Client Server DiagramHere’s a question from gdavis321 from the good old SPServices discussions. In most cases, I just answer the questions in situ, but occasionally – as you frequent readers know – I realize what I’m writing feels more like a blog post, so I move it over here.

It seems that Spservices (thank you for this god send) can do anything that you might want to do with a content query webpart or other webpart… am I missing something? Why should I bother to learn XSLT?

It’s a fair question. As someone who loves using the Data View Web Part (DVWP) – which is XSL-based – the answer is, as always, it depends.

Doing everything client side isn’t always a great idea. For each specific requirement, you should look at whether it makes more sense to do the heavy processing on the server or client. There are many variables which go into this, like client machine capabilities, data volume, number of data sources, need to join data from different sources, skills on the development team, desired time to market, etc.

In SharePoint 2013, much of the processing has moved to the client side (often called Client Side Rendering, or CSR), so many people think that we should just process everything client side now. I worry about this sort of myopia.

Client machines – meaning the machine sitting on your desk or in your lap or hand rather than the server, which sits in a data center somewhere – have better and better capabilities. Yet in many organizations, you may still see Windows XP machines with 1Gb of RAM – or worse!

Additionally, client side processing may mean moving a huge volume of data from the server to the client in order to roll it up, for example.
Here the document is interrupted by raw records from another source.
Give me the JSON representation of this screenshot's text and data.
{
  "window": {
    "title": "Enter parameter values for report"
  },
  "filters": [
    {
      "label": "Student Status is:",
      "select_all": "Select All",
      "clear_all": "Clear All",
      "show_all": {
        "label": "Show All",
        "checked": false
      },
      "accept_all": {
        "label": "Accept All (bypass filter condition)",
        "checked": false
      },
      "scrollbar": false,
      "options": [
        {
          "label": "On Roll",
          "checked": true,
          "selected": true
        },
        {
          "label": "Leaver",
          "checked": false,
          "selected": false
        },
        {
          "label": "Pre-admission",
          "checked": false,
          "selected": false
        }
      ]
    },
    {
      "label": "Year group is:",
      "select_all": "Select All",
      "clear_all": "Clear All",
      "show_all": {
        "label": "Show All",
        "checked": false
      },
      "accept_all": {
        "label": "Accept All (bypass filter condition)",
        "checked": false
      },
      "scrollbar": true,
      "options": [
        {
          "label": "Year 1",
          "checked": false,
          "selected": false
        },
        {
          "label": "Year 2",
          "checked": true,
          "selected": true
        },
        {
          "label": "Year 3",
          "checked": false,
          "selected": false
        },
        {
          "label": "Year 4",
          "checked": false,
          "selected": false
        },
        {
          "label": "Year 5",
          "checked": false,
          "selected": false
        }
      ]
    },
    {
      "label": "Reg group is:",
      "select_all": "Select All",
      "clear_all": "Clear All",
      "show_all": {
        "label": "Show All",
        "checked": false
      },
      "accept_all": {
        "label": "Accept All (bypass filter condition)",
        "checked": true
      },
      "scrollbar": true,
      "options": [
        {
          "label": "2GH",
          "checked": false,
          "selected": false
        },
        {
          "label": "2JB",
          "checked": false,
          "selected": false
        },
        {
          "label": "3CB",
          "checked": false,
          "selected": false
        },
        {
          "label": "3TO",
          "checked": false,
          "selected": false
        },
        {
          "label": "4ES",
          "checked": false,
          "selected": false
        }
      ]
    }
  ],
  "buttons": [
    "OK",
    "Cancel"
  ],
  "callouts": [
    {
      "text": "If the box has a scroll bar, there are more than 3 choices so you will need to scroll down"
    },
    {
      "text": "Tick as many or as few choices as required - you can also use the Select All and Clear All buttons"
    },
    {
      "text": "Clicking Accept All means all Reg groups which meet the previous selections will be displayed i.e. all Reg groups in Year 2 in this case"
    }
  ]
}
If you’re moving thousands of rows (items) to make one calculation, it *can* feel sluggish on client machine without a lot of oomph.

So client side libraries like SPServices or KnockoutJS or AngularJS (among many others) are fantastic for some things, not so fantastic for others.

When it comes to the JavaScript versus XSL question, both approaches should be part of your toolset. Sometimes good old XSL will be an excellent call if you can do some of the heavy lifting on the server, then pass the results to the client for further processing. The output need not be just nicely formatted list views, but could be sent in such a format as to make the client side processing easy to start up upon page load. My approach is often to ship the data to the browser via a DVWP and then process it further with jQuery on the client.

The mix of what happens where is on a spectrum, too, depending on what you need to do. You might roll up tens of thousands of items in a DVWP and then request items from two or three other lists from the client as the page loads to optimize your architecture.

Yup, there’s that architecture word. A good SharePoint architect will know when to use each of the tools in the toolkit, and JavaScript and XSL are just two of many.

Keep in mind that because “it depends”, your mileage may vary in any and all of this: cavete architectus.